Most of the flours you see at the supermarket are differentiated by the amount of protein they contain. When they're moistened and mixed, the proteins in wheat flour form long, stretchy strands called gluten. Bread dough needs lots of gluten to trap the gas manufactured by its yeasts, producing a high, light loaf with pleasantly chewy texture. Cakes are the opposite, requiring a flour with very little gluten so they'll have a soft, tender crumb. All-purpose flours fall somewhere in the middle. In the U.S., cake flour usually has 7 to 8 percent gluten, and bread flour can have 13 percent or more. All-purpose flours usually range from 10 to 12 percent in most of the country.

Bleaching

Bakers and millers have known for many centuries that freshly ground flour makes relatively poor bread. It rises sluggishly and unpredictably, even when it has lots of gluten, and produces a dense loaf. If the flour was aged and transferred between storage bins, exposure to oxygen in the air slowly whitened its color and improved its baking qualities, yielding better results in almost all baked goods. In the 19th century, modern millers discovered that artificially bleaching the flour produced similar results. Most all-purpose flour, and almost all cake flour, was soon routinely bleached to produce better textures and a clean, white appearance in baked goods.

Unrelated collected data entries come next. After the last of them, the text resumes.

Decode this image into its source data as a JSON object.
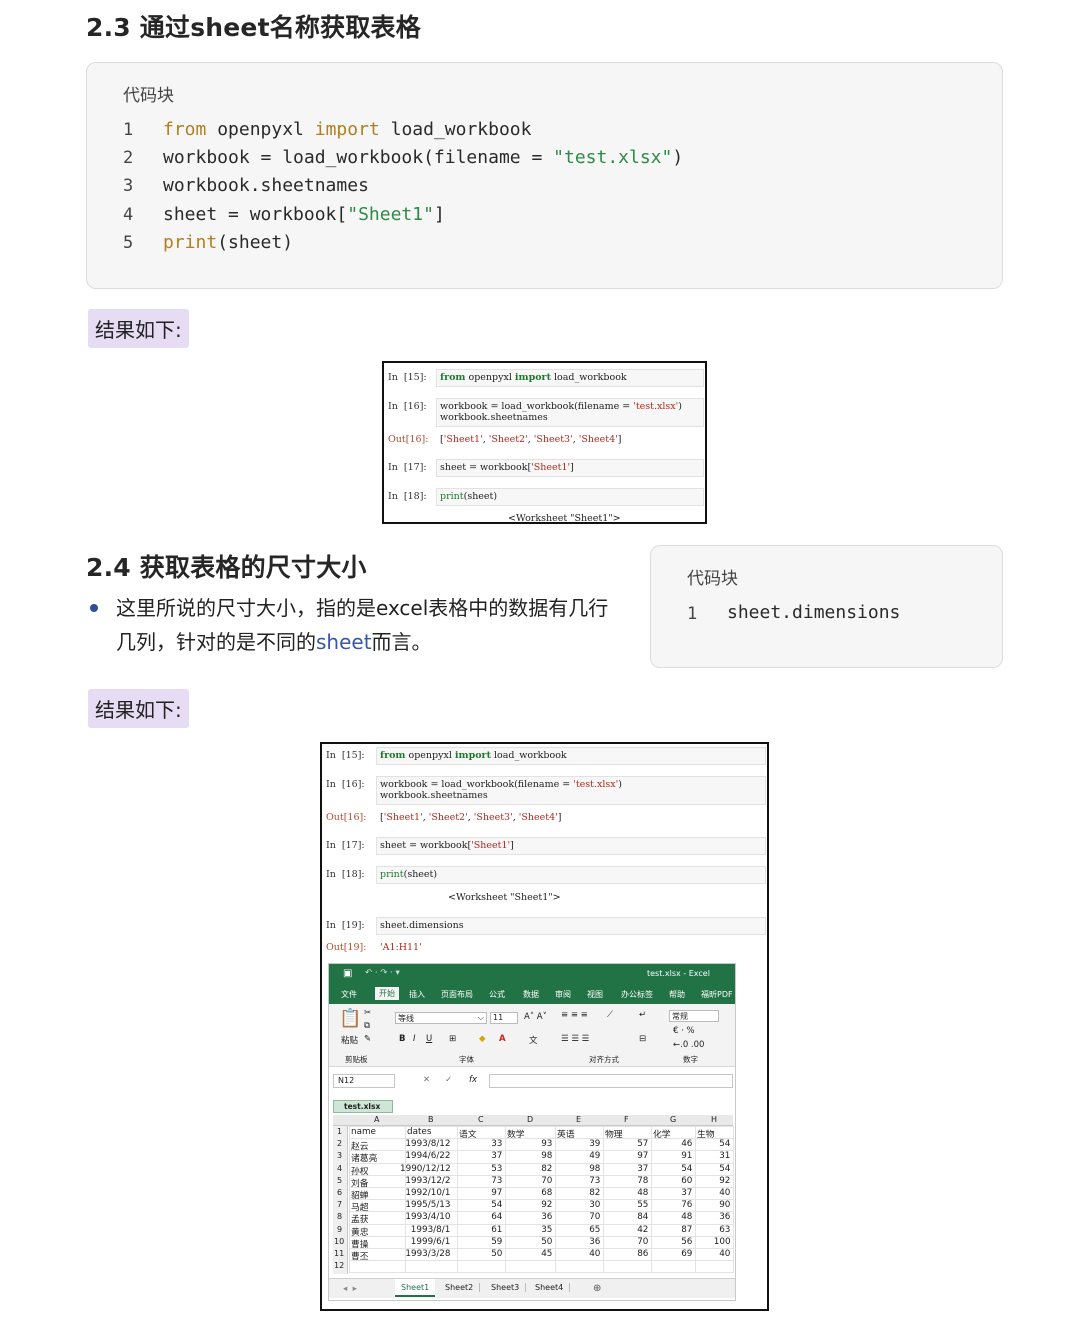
{
  "section1": {
    "title": "2.3 通过sheet名称获取表格",
    "code_caption": "代码块",
    "code_lines": [
      {
        "n": "1",
        "parts": [
          {
            "t": "from",
            "c": "kw"
          },
          {
            "t": " openpyxl ",
            "c": ""
          },
          {
            "t": "import",
            "c": "kw"
          },
          {
            "t": " load_workbook",
            "c": ""
          }
        ]
      },
      {
        "n": "2",
        "parts": [
          {
            "t": "workbook = load_workbook(filename = ",
            "c": ""
          },
          {
            "t": "\"test.xlsx\"",
            "c": "st"
          },
          {
            "t": ")",
            "c": ""
          }
        ]
      },
      {
        "n": "3",
        "parts": [
          {
            "t": "workbook.sheetnames",
            "c": ""
          }
        ]
      },
      {
        "n": "4",
        "parts": [
          {
            "t": "sheet = workbook[",
            "c": ""
          },
          {
            "t": "\"Sheet1\"",
            "c": "st"
          },
          {
            "t": "]",
            "c": ""
          }
        ]
      },
      {
        "n": "5",
        "parts": [
          {
            "t": "print",
            "c": "kw"
          },
          {
            "t": "(sheet)",
            "c": ""
          }
        ]
      }
    ],
    "result_label": "结果如下:"
  },
  "jupyter1": {
    "cells": [
      {
        "prompt": "In  [15]:",
        "code": "from openpyxl import load_workbook"
      },
      {
        "prompt": "In  [16]:",
        "code": "workbook = load_workbook(filename = 'test.xlsx')\nworkbook.sheetnames"
      },
      {
        "prompt": "Out[16]:",
        "code": "['Sheet1', 'Sheet2', 'Sheet3', 'Sheet4']"
      },
      {
        "prompt": "In  [17]:",
        "code": "sheet = workbook['Sheet1']"
      },
      {
        "prompt": "In  [18]:",
        "code": "print(sheet)"
      },
      {
        "prompt": "",
        "code": "<Worksheet \"Sheet1\">"
      }
    ]
  },
  "section2": {
    "title": "2.4 获取表格的尺寸大小",
    "para_line1": "这里所说的尺寸大小，指的是excel表格中的数据有几行",
    "para_line2_a": "几列，针对的是不同的",
    "para_line2_b": "sheet",
    "para_line2_c": "而言。",
    "code_caption": "代码块",
    "code_line_no": "1",
    "code_line": "sheet.dimensions",
    "result_label": "结果如下:"
  },
  "jupyter2": {
    "cells": [
      {
        "prompt": "In  [15]:",
        "code": "from openpyxl import load_workbook"
      },
      {
        "prompt": "In  [16]:",
        "code": "workbook = load_workbook(filename = 'test.xlsx')\nworkbook.sheetnames"
      },
      {
        "prompt": "Out[16]:",
        "code": "['Sheet1', 'Sheet2', 'Sheet3', 'Sheet4']"
      },
      {
        "prompt": "In  [17]:",
        "code": "sheet = workbook['Sheet1']"
      },
      {
        "prompt": "In  [18]:",
        "code": "print(sheet)"
      },
      {
        "prompt": "",
        "code": "<Worksheet \"Sheet1\">"
      },
      {
        "prompt": "In  [19]:",
        "code": "sheet.dimensions"
      },
      {
        "prompt": "Out[19]:",
        "code": "'A1:H11'"
      }
    ]
  },
  "excel": {
    "title": "test.xlsx - Excel",
    "ribbon_tabs": [
      "文件",
      "开始",
      "插入",
      "页面布局",
      "公式",
      "数据",
      "审阅",
      "视图",
      "办公标签",
      "帮助",
      "福昕PDF"
    ],
    "font_name": "等线",
    "font_size": "11",
    "number_format": "常规",
    "groups": [
      "剪贴板",
      "字体",
      "对齐方式",
      "数字"
    ],
    "paste_label": "粘贴",
    "name_box": "N12",
    "file_tab": "test.xlsx",
    "col_letters": [
      "A",
      "B",
      "C",
      "D",
      "E",
      "F",
      "G",
      "H"
    ],
    "headers": [
      "name",
      "dates",
      "语文",
      "数学",
      "英语",
      "物理",
      "化学",
      "生物"
    ],
    "rows": [
      [
        "赵云",
        "1993/8/12",
        "33",
        "93",
        "39",
        "57",
        "46",
        "54"
      ],
      [
        "诸葛亮",
        "1994/6/22",
        "37",
        "98",
        "49",
        "97",
        "91",
        "31"
      ],
      [
        "孙权",
        "1990/12/12",
        "53",
        "82",
        "98",
        "37",
        "54",
        "54"
      ],
      [
        "刘备",
        "1993/12/2",
        "73",
        "70",
        "73",
        "78",
        "60",
        "92"
      ],
      [
        "貂蝉",
        "1992/10/1",
        "97",
        "68",
        "82",
        "48",
        "37",
        "40"
      ],
      [
        "马超",
        "1995/5/13",
        "54",
        "92",
        "30",
        "55",
        "76",
        "90"
      ],
      [
        "孟获",
        "1993/4/10",
        "64",
        "36",
        "70",
        "84",
        "48",
        "36"
      ],
      [
        "黄忠",
        "1993/8/1",
        "61",
        "35",
        "65",
        "42",
        "87",
        "63"
      ],
      [
        "曹操",
        "1999/6/1",
        "59",
        "50",
        "36",
        "70",
        "56",
        "100"
      ],
      [
        "曹丕",
        "1993/3/28",
        "50",
        "45",
        "40",
        "86",
        "69",
        "40"
      ]
    ],
    "row_numbers": [
      "1",
      "2",
      "3",
      "4",
      "5",
      "6",
      "7",
      "8",
      "9",
      "10",
      "11",
      "12"
    ],
    "sheet_tabs": [
      "Sheet1",
      "Sheet2",
      "Sheet3",
      "Sheet4"
    ],
    "colors": {
      "green": "#217346",
      "dark_green": "#185c37"
    }
  }
}
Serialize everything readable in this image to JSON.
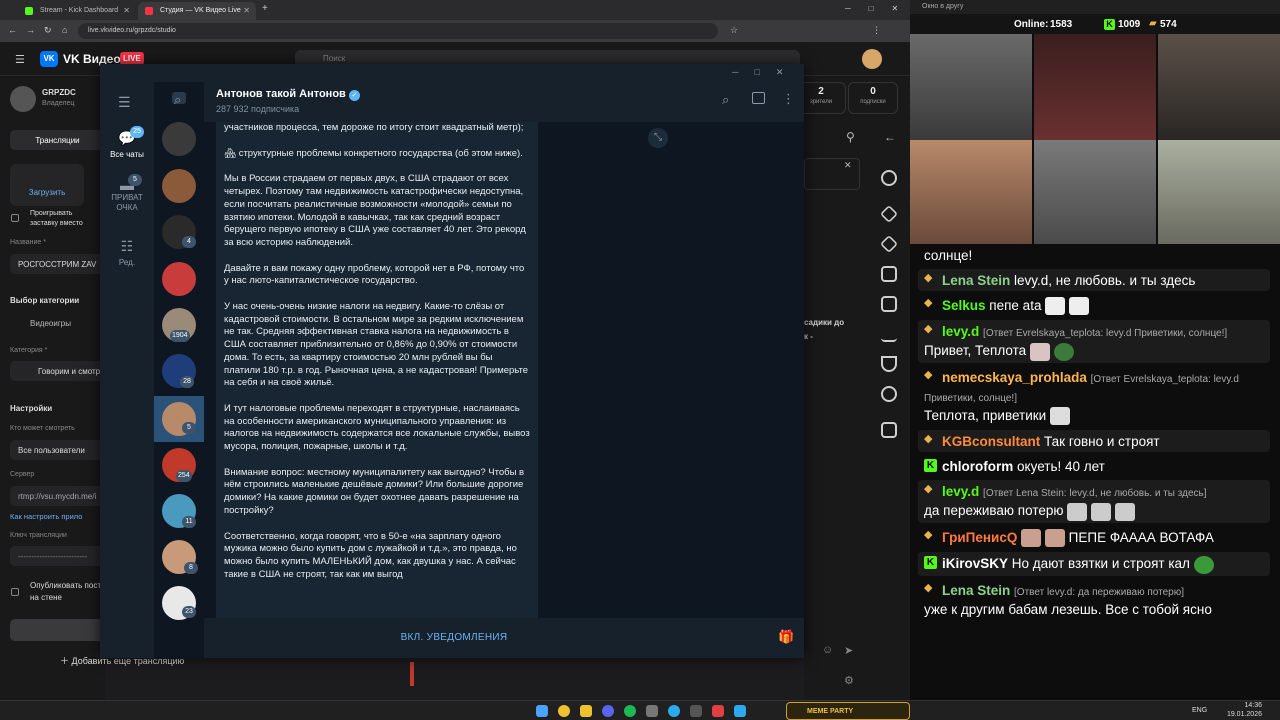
{
  "browser": {
    "tabs": [
      {
        "label": "Stream - Kick Dashboard",
        "color": "#53fc18"
      },
      {
        "label": "Студия — VK Видео Live",
        "color": "#ff3347"
      }
    ],
    "new_tab": "+",
    "url": "live.vkvideo.ru/grpzdc/studio"
  },
  "vk": {
    "logo_text": "VK Видео",
    "live_badge": "LIVE",
    "search_placeholder": "Поиск",
    "channel_name": "GRPZDC",
    "channel_role": "Владелец",
    "tab_streams": "Трансляции",
    "upload_label": "Загрузить",
    "play_ad_label": "Проигрывать заставку вместо обложки",
    "title_label": "Название *",
    "title_value": "РОСГОССТРИМ ZAV",
    "category_choice_label": "Выбор категории",
    "videogames_label": "Видеоигры",
    "category_label": "Категория *",
    "category_value": "Говорим и смотрим",
    "settings_label": "Настройки",
    "who_can_watch_label": "Кто может смотреть",
    "who_can_watch_value": "Все пользователи",
    "server_label": "Сервер",
    "server_value": "rtmp://vsu.mycdn.me/i",
    "how_to_link": "Как настроить прило",
    "key_label": "Ключ трансляции",
    "key_value": "--------------------------",
    "publish_label": "Опубликовать пост на стене сообщества",
    "add_stream_label": "Добавить еще трансляцию",
    "stats": [
      {
        "value": "2",
        "label": "зрители"
      },
      {
        "value": "0",
        "label": "подписки"
      }
    ],
    "right_text": [
      "садики до",
      "к -"
    ]
  },
  "telegram": {
    "folders": [
      {
        "label": "Все чаты",
        "badge": "25"
      },
      {
        "label": "ПРИВАТОЧКА",
        "badge": "5"
      },
      {
        "label": "Ред."
      }
    ],
    "chat_badges": [
      "4",
      "1904",
      "28",
      "5",
      "254",
      "11",
      "8",
      "23"
    ],
    "channel_title": "Антонов такой Антонов",
    "subscribers": "287 932 подписчика",
    "paragraphs": [
      "участников процесса, тем дороже по итогу стоит квадратный метр);",
      "структурные проблемы конкретного государства (об этом ниже).",
      "Мы в России страдаем от первых двух, в США страдают от всех четырех. Поэтому там недвижимость катастрофически недоступна, если посчитать реалистичные возможности «молодой» семьи по взятию ипотеки. Молодой в кавычках, так как средний возраст берущего первую ипотеку в США уже составляет 40 лет. Это рекорд за всю историю наблюдений.",
      "Давайте я вам покажу одну проблему, которой нет в РФ, потому что у нас люто-капиталистическое государство.",
      "У нас очень-очень низкие налоги на недвигу. Какие-то слёзы от кадастровой стоимости. В остальном мире за редким исключением не так. Средняя эффективная ставка налога на недвижимость в США составляет приблизительно от 0,86% до 0,90% от стоимости дома. То есть, за квартиру стоимостью 20 млн рублей вы бы платили 180 т.р. в год. Рыночная цена, а не кадастровая! Примерьте на себя и на своё жильё.",
      "И тут налоговые проблемы переходят в структурные, наслаиваясь на особенности американского муниципального управления: из налогов на недвижимость содержатся все локальные службы, вывоз мусора, полиция, пожарные, школы и т.д.",
      "Внимание вопрос: местному муниципалитету как выгодно? Чтобы в нём строились маленькие дешёвые домики? Или большие дорогие домики? На какие домики он будет охотнее давать разрешение на постройку?",
      "Соответственно, когда говорят, что в 50-е «на зарплату одного мужика можно было купить дом с лужайкой и т.д.», это правда, но можно было купить МАЛЕНЬКИЙ дом, как двушка у нас. А сейчас такие в США не строят, так как им выгод"
    ],
    "unread_badge": "5",
    "notify_button": "ВКЛ. УВЕДОМЛЕНИЯ"
  },
  "stream": {
    "window_title": "Окно в другу",
    "online_label": "Online:",
    "online_value": "1583",
    "kick_value": "1009",
    "gold_value": "574",
    "chat": [
      {
        "type": "plain",
        "text": "солнце!"
      },
      {
        "badge": "gold",
        "user": "Lena Stein",
        "color": "#8cd28c",
        "text": "levy.d, не любовь. и ты здесь"
      },
      {
        "badge": "gold",
        "user": "Selkus",
        "color": "#53fc18",
        "text": "пепе ata"
      },
      {
        "badge": "gold",
        "user": "levy.d",
        "color": "#53fc18",
        "reply": "[Ответ Evrelskaya_teplota: levy.d Приветики, солнце!]",
        "text": "Привет, Теплота"
      },
      {
        "badge": "gold",
        "user": "nemecskaya_prohlada",
        "color": "#ffb64d",
        "reply": "[Ответ Evrelskaya_teplota: levy.d Приветики, солнце!]",
        "text": "Теплота, приветики"
      },
      {
        "badge": "gold",
        "user": "KGBconsultant",
        "color": "#ff8a3c",
        "text": "Так говно и строят"
      },
      {
        "badge": "kick",
        "user": "chloroform",
        "color": "#ffffff",
        "text": "окуеть! 40 лет"
      },
      {
        "badge": "gold",
        "user": "levy.d",
        "color": "#53fc18",
        "reply": "[Ответ Lena Stein: levy.d, не любовь. и ты здесь]",
        "text": "да переживаю потерю"
      },
      {
        "badge": "gold",
        "user": "ГриПенисQ",
        "color": "#ff7a3c",
        "text": "ПЕПЕ ФАААА ВОТАФА"
      },
      {
        "badge": "kick",
        "user": "iKirovSKY",
        "color": "#ffffff",
        "text": "Но дают взятки и строят кал"
      },
      {
        "badge": "gold",
        "user": "Lena Stein",
        "color": "#8cd28c",
        "reply": "[Ответ levy.d: да переживаю потерю]",
        "text": "уже к другим бабам лезешь. Все с тобой ясно"
      }
    ]
  },
  "taskbar": {
    "lang": "ENG",
    "time": "14:36",
    "date": "19.01.2026",
    "meme_label": "MEME PARTY"
  }
}
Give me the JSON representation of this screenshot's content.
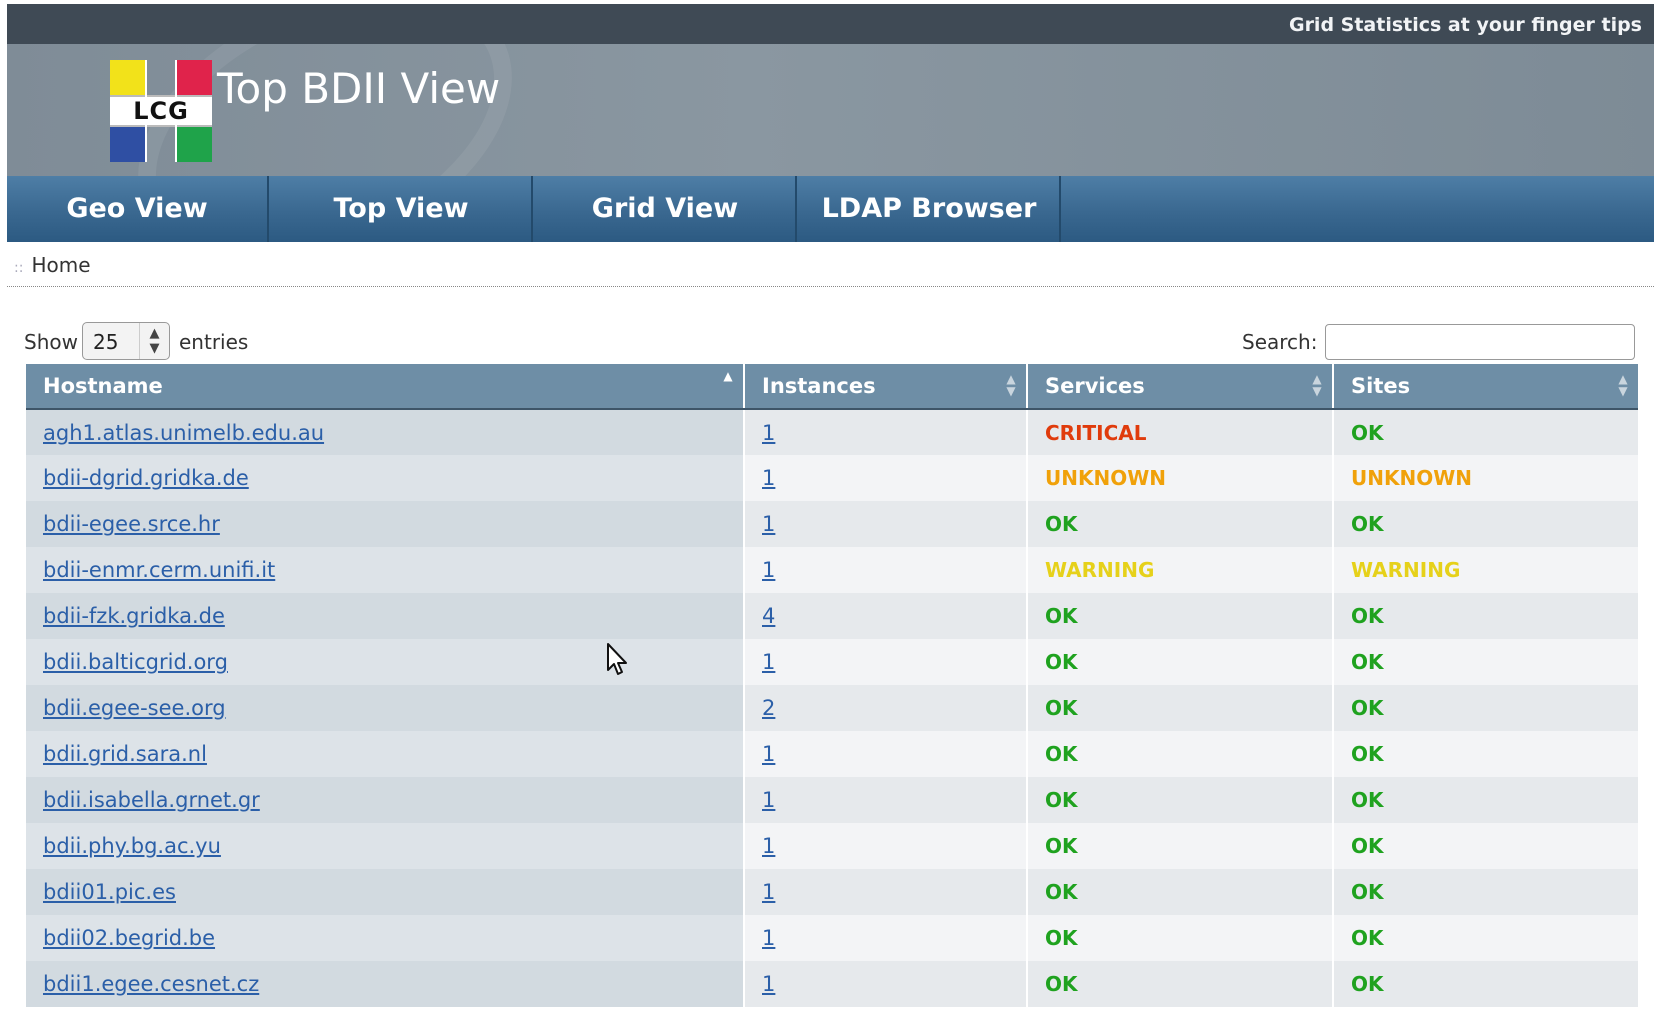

All-Purpose vs. Unbleached

Unbleached flour and all-purpose flour are functionally the same, so you can use them interchangeably in most baking. Regular all-purpose flour has been bleached with peroxide or other chemicals. The cleaner, lighter color of all-purpose flour can be a positive in cakes, biscuits and other baking where whiteness or true colors are valued. Unbleached flour is more flavorful, slightly more nutritious and definitely less processed. It may be darker in color or have a slightly rougher texture. Unbleached flour produces breads and rolls with a creamy off-white texture, rather than pure white, but with a very similar texture and height as those made with bleached all-purpose flour.